Use of dapagliflozin prior to SARS-CoV-2 infection was not associated with an increased risk of hospitalization, ICU admission, mortality or progression to severe COVID-19. However, it was associated with an increased risk of susceptibility to COVID-19 infection.
达格列净被认为通过减少细胞因子产生和炎症反应,可作为治疗 2019 年冠状病毒病(COVID-19)的潜在方法。然而,其疗效的数据有限。我们旨在评估达格列净对 COVID-19 严重程度(包括住院风险、入住 ICU、院内死亡和进展为重症 COVID-19)的影响及其对 COVID-19 感染易感性的潜在影响。
我们进行了一项基于人群的病例对照研究。目的 1 中,我们评估了病例(需要住院的阳性 PCR 患者)和匹配对照(阴性 PCR 患者或无需住院的阳性 PCR 患者)的 COVID-19 严重程度。目的 2 中,我们比较了阳性 PCR 病例(住院和非住院)与对照。使用广义线性混合模型计算调整后的优势比(aOR)。

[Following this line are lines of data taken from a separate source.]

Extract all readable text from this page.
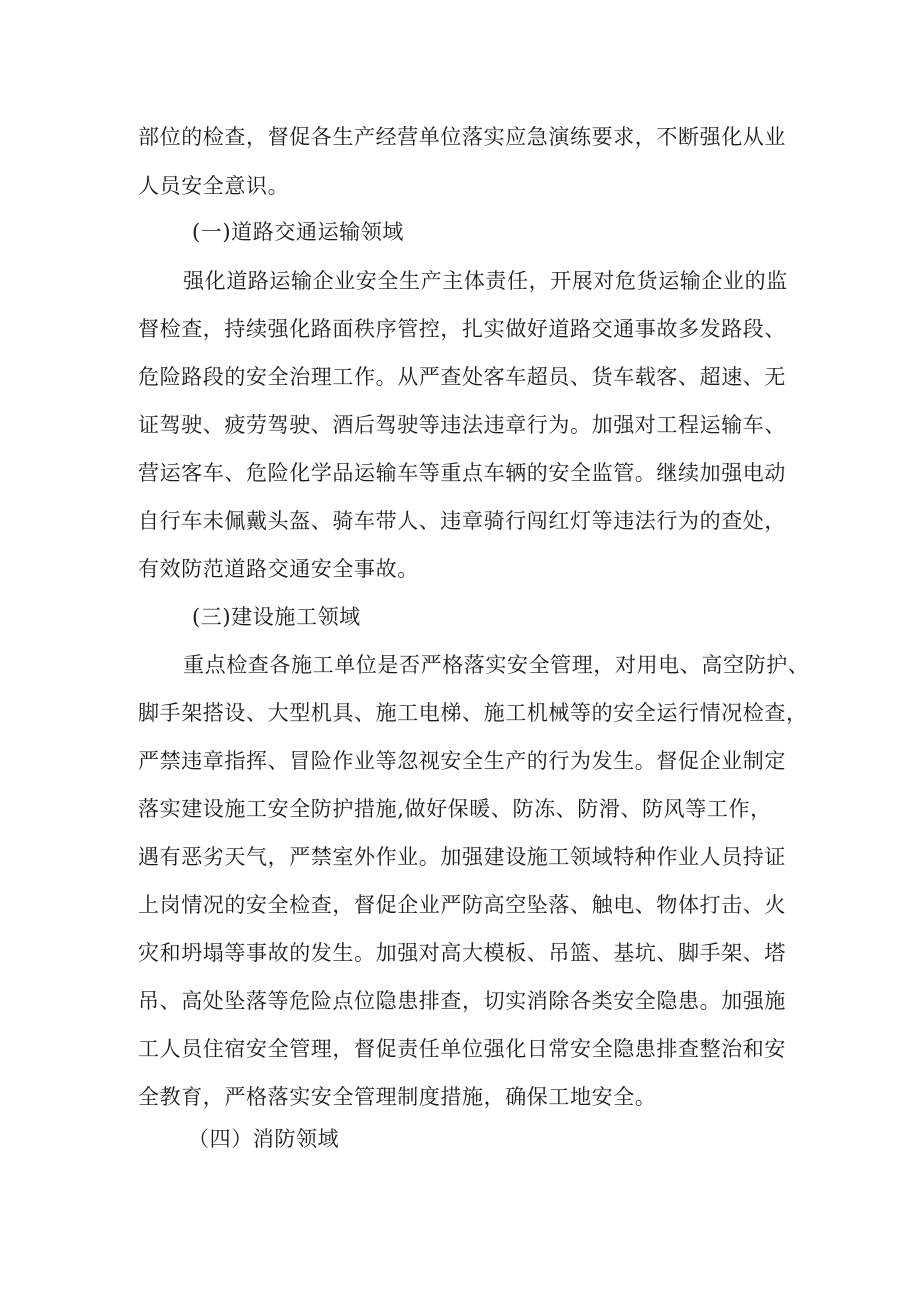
部位的检查，督促各生产经营单位落实应急演练要求，不断强化从业
人员安全意识。
(一)道路交通运输领域
强化道路运输企业安全生产主体责任，开展对危货运输企业的监
督检查，持续强化路面秩序管控，扎实做好道路交通事故多发路段、
危险路段的安全治理工作。从严查处客车超员、货车载客、超速、无
证驾驶、疲劳驾驶、酒后驾驶等违法违章行为。加强对工程运输车、
营运客车、危险化学品运输车等重点车辆的安全监管。继续加强电动
自行车未佩戴头盔、骑车带人、违章骑行闯红灯等违法行为的查处，
有效防范道路交通安全事故。
(三)建设施工领域
重点检查各施工单位是否严格落实安全管理，对用电、高空防护、
脚手架搭设、大型机具、施工电梯、施工机械等的安全运行情况检查，
严禁违章指挥、冒险作业等忽视安全生产的行为发生。督促企业制定
落实建设施工安全防护措施,做好保暖、防冻、防滑、防风等工作，
遇有恶劣天气，严禁室外作业。加强建设施工领域特种作业人员持证
上岗情况的安全检查，督促企业严防高空坠落、触电、物体打击、火
灾和坍塌等事故的发生。加强对高大模板、吊篮、基坑、脚手架、塔
吊、高处坠落等危险点位隐患排查，切实消除各类安全隐患。加强施
工人员住宿安全管理，督促责任单位强化日常安全隐患排查整治和安
全教育，严格落实安全管理制度措施，确保工地安全。
（四）消防领域
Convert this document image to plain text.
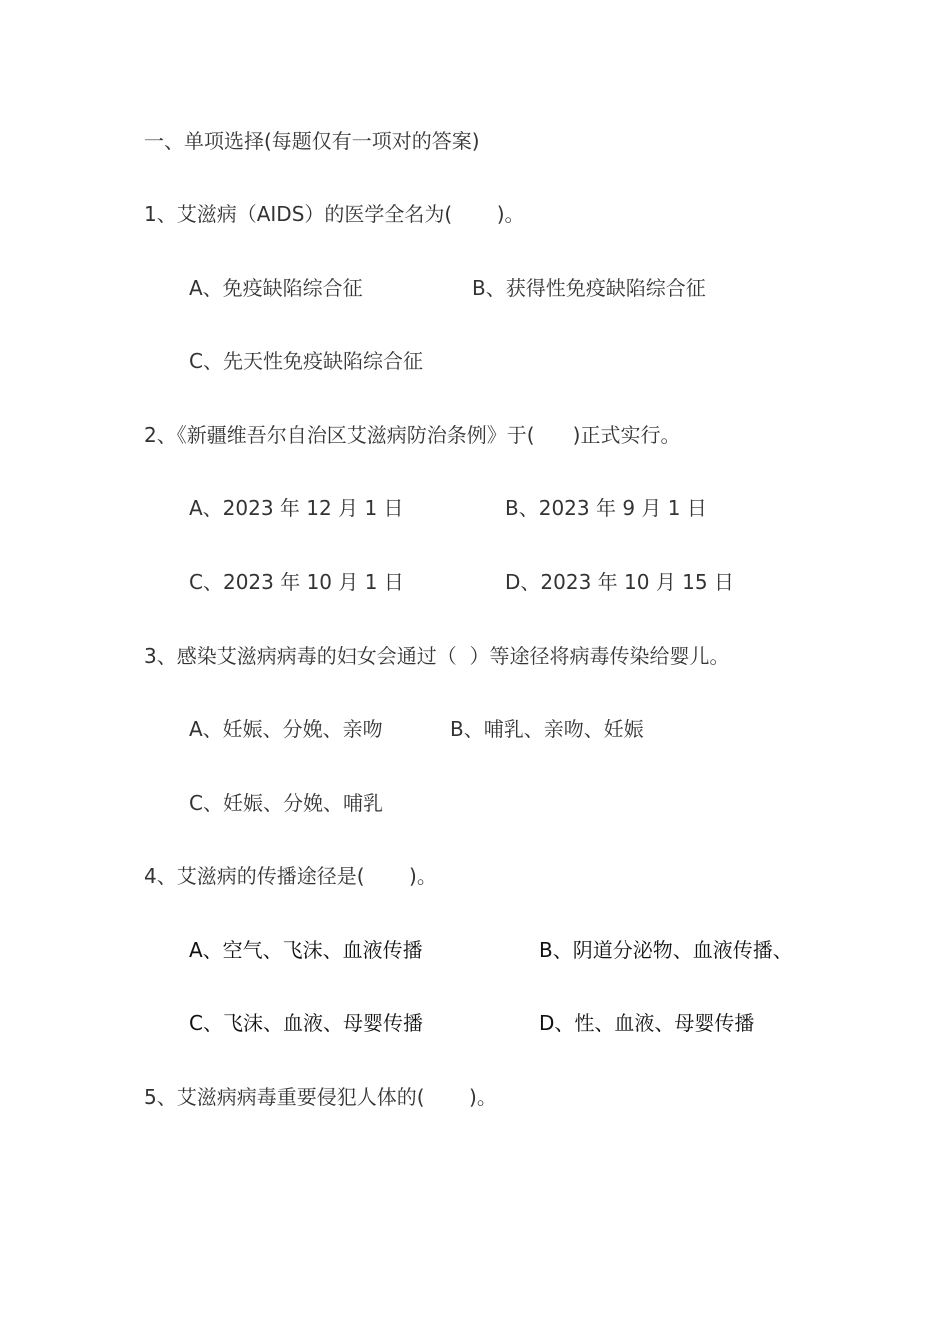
一、单项选择(每题仅有一项对的答案)
1、艾滋病（AIDS）的医学全名为(       )。
A、免疫缺陷综合征	B、获得性免疫缺陷综合征
C、先天性免疫缺陷综合征
2、《新疆维吾尔自治区艾滋病防治条例》于(      )正式实行。
A、2023 年 12 月 1 日	B、2023 年 9 月 1 日
C、2023 年 10 月 1 日	D、2023 年 10 月 15 日
3、感染艾滋病病毒的妇女会通过（  ）等途径将病毒传染给婴儿。
A、妊娠、分娩、亲吻	B、哺乳、亲吻、妊娠
C、妊娠、分娩、哺乳
4、艾滋病的传播途径是(       )。
A、空气、飞沫、血液传播	B、阴道分泌物、血液传播、
C、飞沫、血液、母婴传播	D、性、血液、母婴传播
5、艾滋病病毒重要侵犯人体的(       )。
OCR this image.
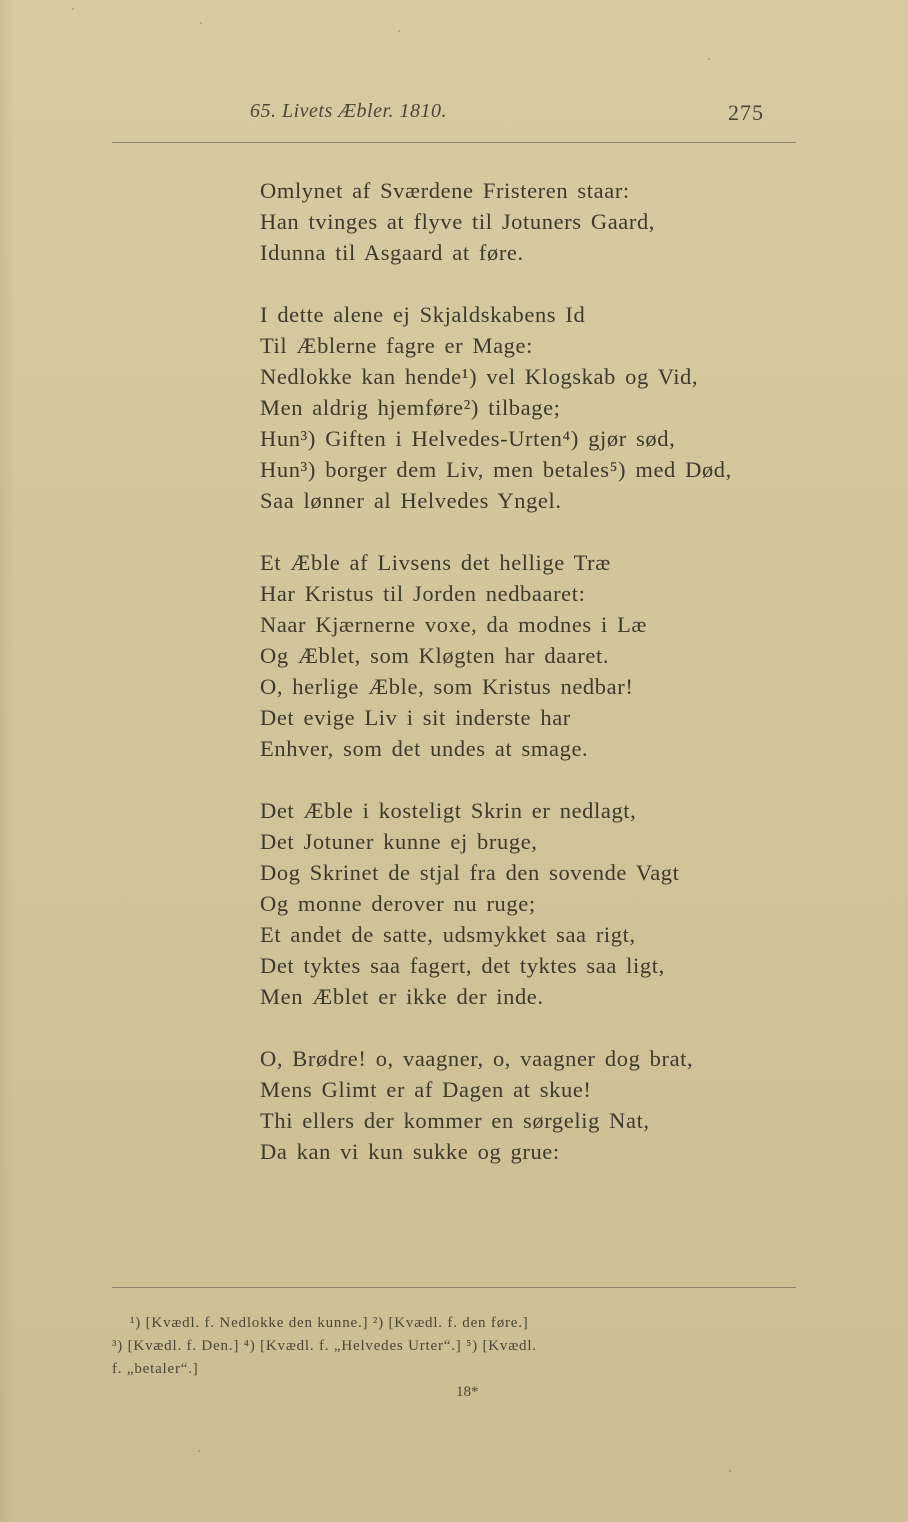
65. Livets Æbler. 1810.	275
Omlynet af Sværdene Fristeren staar:
Han tvinges at flyve til Jotuners Gaard,
Idunna til Asgaard at føre.
I dette alene ej Skjaldskabens Id
Til Æblerne fagre er Mage:
Nedlokke kan hende¹) vel Klogskab og Vid,
Men aldrig hjemføre²) tilbage;
Hun³) Giften i Helvedes-Urten⁴) gjør sød,
Hun³) borger dem Liv, men betales⁵) med Død,
Saa lønner al Helvedes Yngel.
Et Æble af Livsens det hellige Træ
Har Kristus til Jorden nedbaaret:
Naar Kjærnerne voxe, da modnes i Læ
Og Æblet, som Kløgten har daaret.
O, herlige Æble, som Kristus nedbar!
Det evige Liv i sit inderste har
Enhver, som det undes at smage.
Det Æble i kosteligt Skrin er nedlagt,
Det Jotuner kunne ej bruge,
Dog Skrinet de stjal fra den sovende Vagt
Og monne derover nu ruge;
Et andet de satte, udsmykket saa rigt,
Det tyktes saa fagert, det tyktes saa ligt,
Men Æblet er ikke der inde.
O, Brødre! o, vaagner, o, vaagner dog brat,
Mens Glimt er af Dagen at skue!
Thi ellers der kommer en sørgelig Nat,
Da kan vi kun sukke og grue:
¹) [Kvædl. f. Nedlokke den kunne.] ²) [Kvædl. f. den føre.]
³) [Kvædl. f. Den.] ⁴) [Kvædl. f. „Helvedes Urter“.] ⁵) [Kvædl.
f. „betaler“.]
18*
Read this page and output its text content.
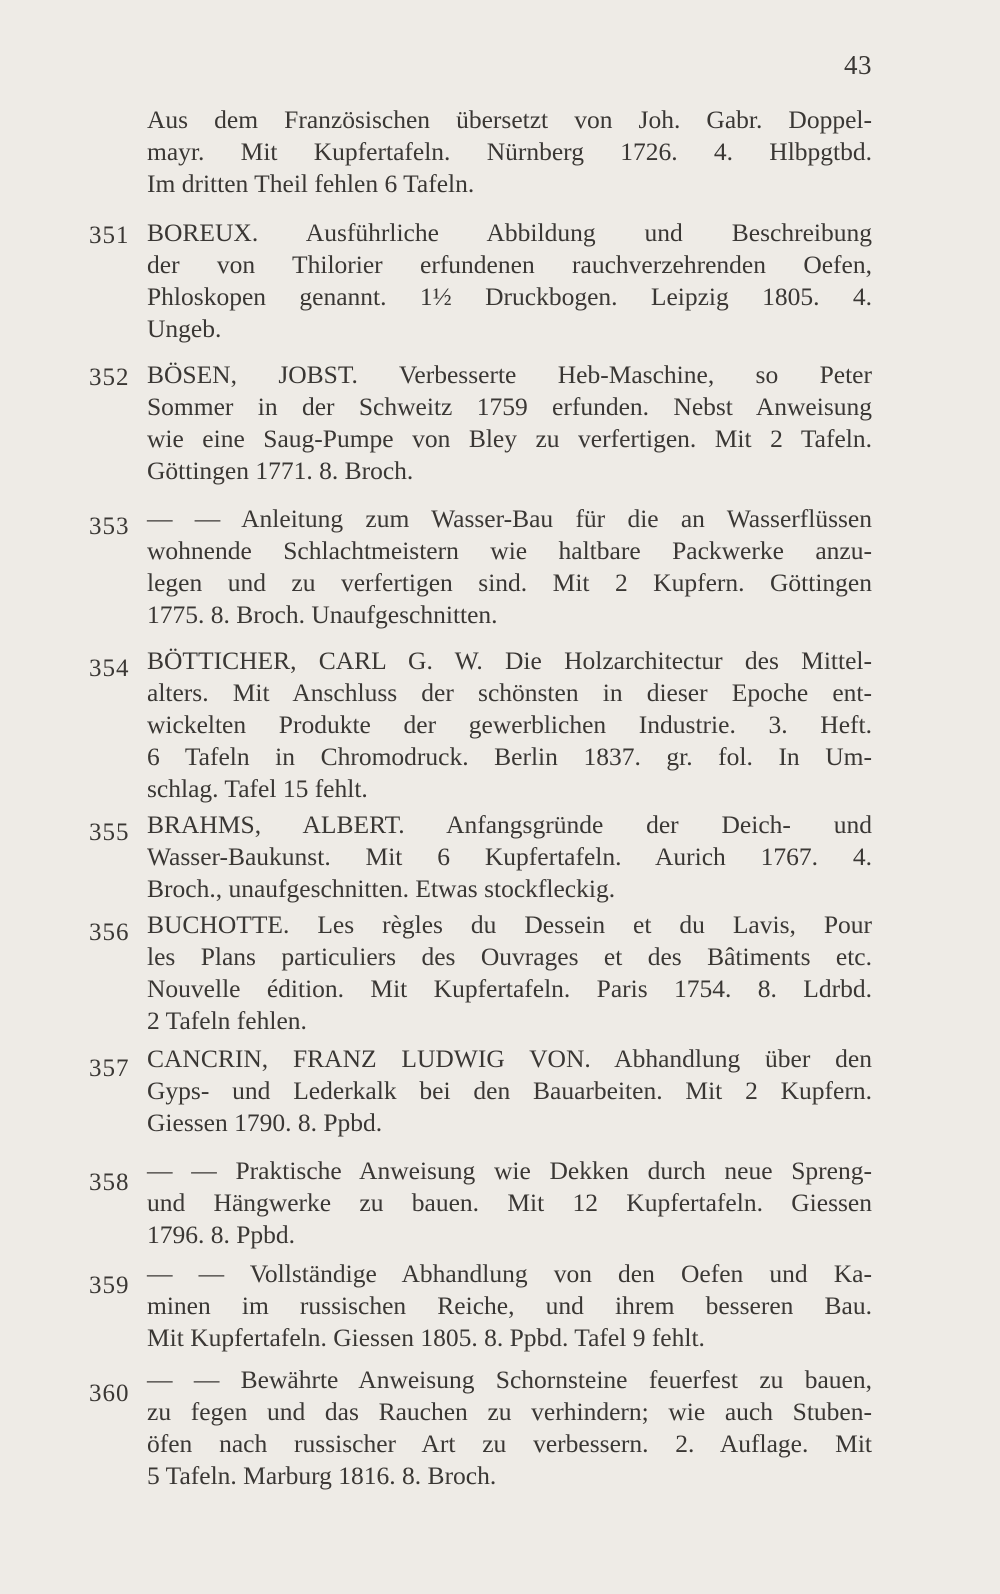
43
Aus dem Französischen übersetzt von Joh. Gabr. Doppel-
mayr. Mit Kupfertafeln. Nürnberg 1726. 4. Hlbpgtbd.
Im dritten Theil fehlen 6 Tafeln.
351 BOREUX. Ausführliche Abbildung und Beschreibung
der von Thilorier erfundenen rauchverzehrenden Oefen,
Phloskopen genannt. 1½ Druckbogen. Leipzig 1805. 4.
Ungeb.
352 BÖSEN, JOBST. Verbesserte Heb-Maschine, so Peter
Sommer in der Schweitz 1759 erfunden. Nebst Anweisung
wie eine Saug-Pumpe von Bley zu verfertigen. Mit 2 Tafeln.
Göttingen 1771. 8. Broch.
353 — — Anleitung zum Wasser-Bau für die an Wasserflüssen
wohnende Schlachtmeistern wie haltbare Packwerke anzu-
legen und zu verfertigen sind. Mit 2 Kupfern. Göttingen
1775. 8. Broch. Unaufgeschnitten.
354 BÖTTICHER, CARL G. W. Die Holzarchitectur des Mittel-
alters. Mit Anschluss der schönsten in dieser Epoche ent-
wickelten Produkte der gewerblichen Industrie. 3. Heft.
6 Tafeln in Chromodruck. Berlin 1837. gr. fol. In Um-
schlag. Tafel 15 fehlt.
355 BRAHMS, ALBERT. Anfangsgründe der Deich- und
Wasser-Baukunst. Mit 6 Kupfertafeln. Aurich 1767. 4.
Broch., unaufgeschnitten. Etwas stockfleckig.
356 BUCHOTTE. Les règles du Dessein et du Lavis, Pour
les Plans particuliers des Ouvrages et des Bâtiments etc.
Nouvelle édition. Mit Kupfertafeln. Paris 1754. 8. Ldrbd.
2 Tafeln fehlen.
357 CANCRIN, FRANZ LUDWIG VON. Abhandlung über den
Gyps- und Lederkalk bei den Bauarbeiten. Mit 2 Kupfern.
Giessen 1790. 8. Ppbd.
358 — — Praktische Anweisung wie Dekken durch neue Spreng-
und Hängwerke zu bauen. Mit 12 Kupfertafeln. Giessen
1796. 8. Ppbd.
359 — — Vollständige Abhandlung von den Oefen und Ka-
minen im russischen Reiche, und ihrem besseren Bau.
Mit Kupfertafeln. Giessen 1805. 8. Ppbd. Tafel 9 fehlt.
360 — — Bewährte Anweisung Schornsteine feuerfest zu bauen,
zu fegen und das Rauchen zu verhindern; wie auch Stuben-
öfen nach russischer Art zu verbessern. 2. Auflage. Mit
5 Tafeln. Marburg 1816. 8. Broch.
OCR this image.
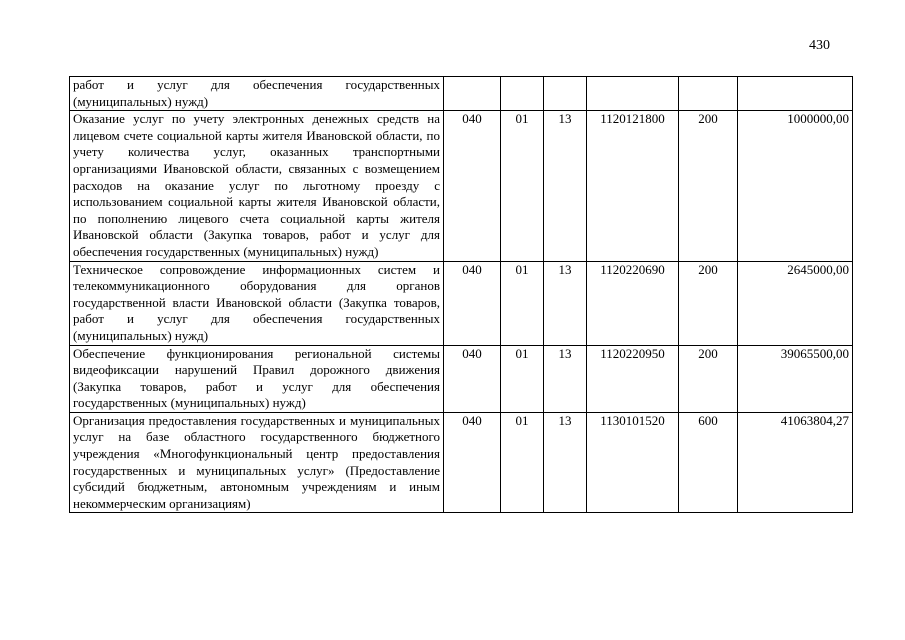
430
работ и услуг для обеспечения государственных (муниципальных) нужд)						
Оказание услуг по учету электронных денежных средств на лицевом счете социальной карты жителя Ивановской области, по учету количества услуг, оказанных транспортными организациями Ивановской области, связанных с возмещением расходов на оказание услуг по льготному проезду с использованием социальной карты жителя Ивановской области, по пополнению лицевого счета социальной карты жителя Ивановской области (Закупка товаров, работ и услуг для обеспечения государственных (муниципальных) нужд)	040	01	13	1120121800	200	1000000,00
Техническое сопровождение информационных систем и телекоммуникационного оборудования для органов государственной власти Ивановской области (Закупка товаров, работ и услуг для обеспечения государственных (муниципальных) нужд)	040	01	13	1120220690	200	2645000,00
Обеспечение функционирования региональной системы видеофиксации нарушений Правил дорожного движения (Закупка товаров, работ и услуг для обеспечения государственных (муниципальных) нужд)	040	01	13	1120220950	200	39065500,00
Организация предоставления государственных и муниципальных услуг на базе областного государственного бюджетного учреждения «Многофункциональный центр предоставления государственных и муниципальных услуг» (Предоставление субсидий бюджетным, автономным учреждениям и иным некоммерческим организациям)	040	01	13	1130101520	600	41063804,27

我们分析了 86602 名受试者:3060 名住院病例、26757 名非住院病例和 56785 名对照。在住院 COVID-19 患者中,228 人入住 ICU,413 人死亡。达格列净对住院风险(aOR 0.98;95%CI 0.65-1.48;P=0.915)、入住 ICU(aOR 1.21;95%CI 0.34-4.25;P=0.767)或院内死亡(aOR 1.33;95%CI 0.53-3.30;P=0.543)的风险没有影响。达格列净降低了 COVID-19 进展为重症的风险 35%,但无统计学意义(aOR 0.65;95%CI 0.40-1.06;P=0.086)。达格列净与 COVID-19 感染易感性增加 30%相关(aOR 1.31;95%CI 1.05-1.62;P=0.015)。
在感染 SARS-CoV-2 之前使用达格列净与住院、入住 ICU、死亡率或进展为重症 COVID-19 的风险增加无关。然而,它与 COVID-19 感染易感性增加有关。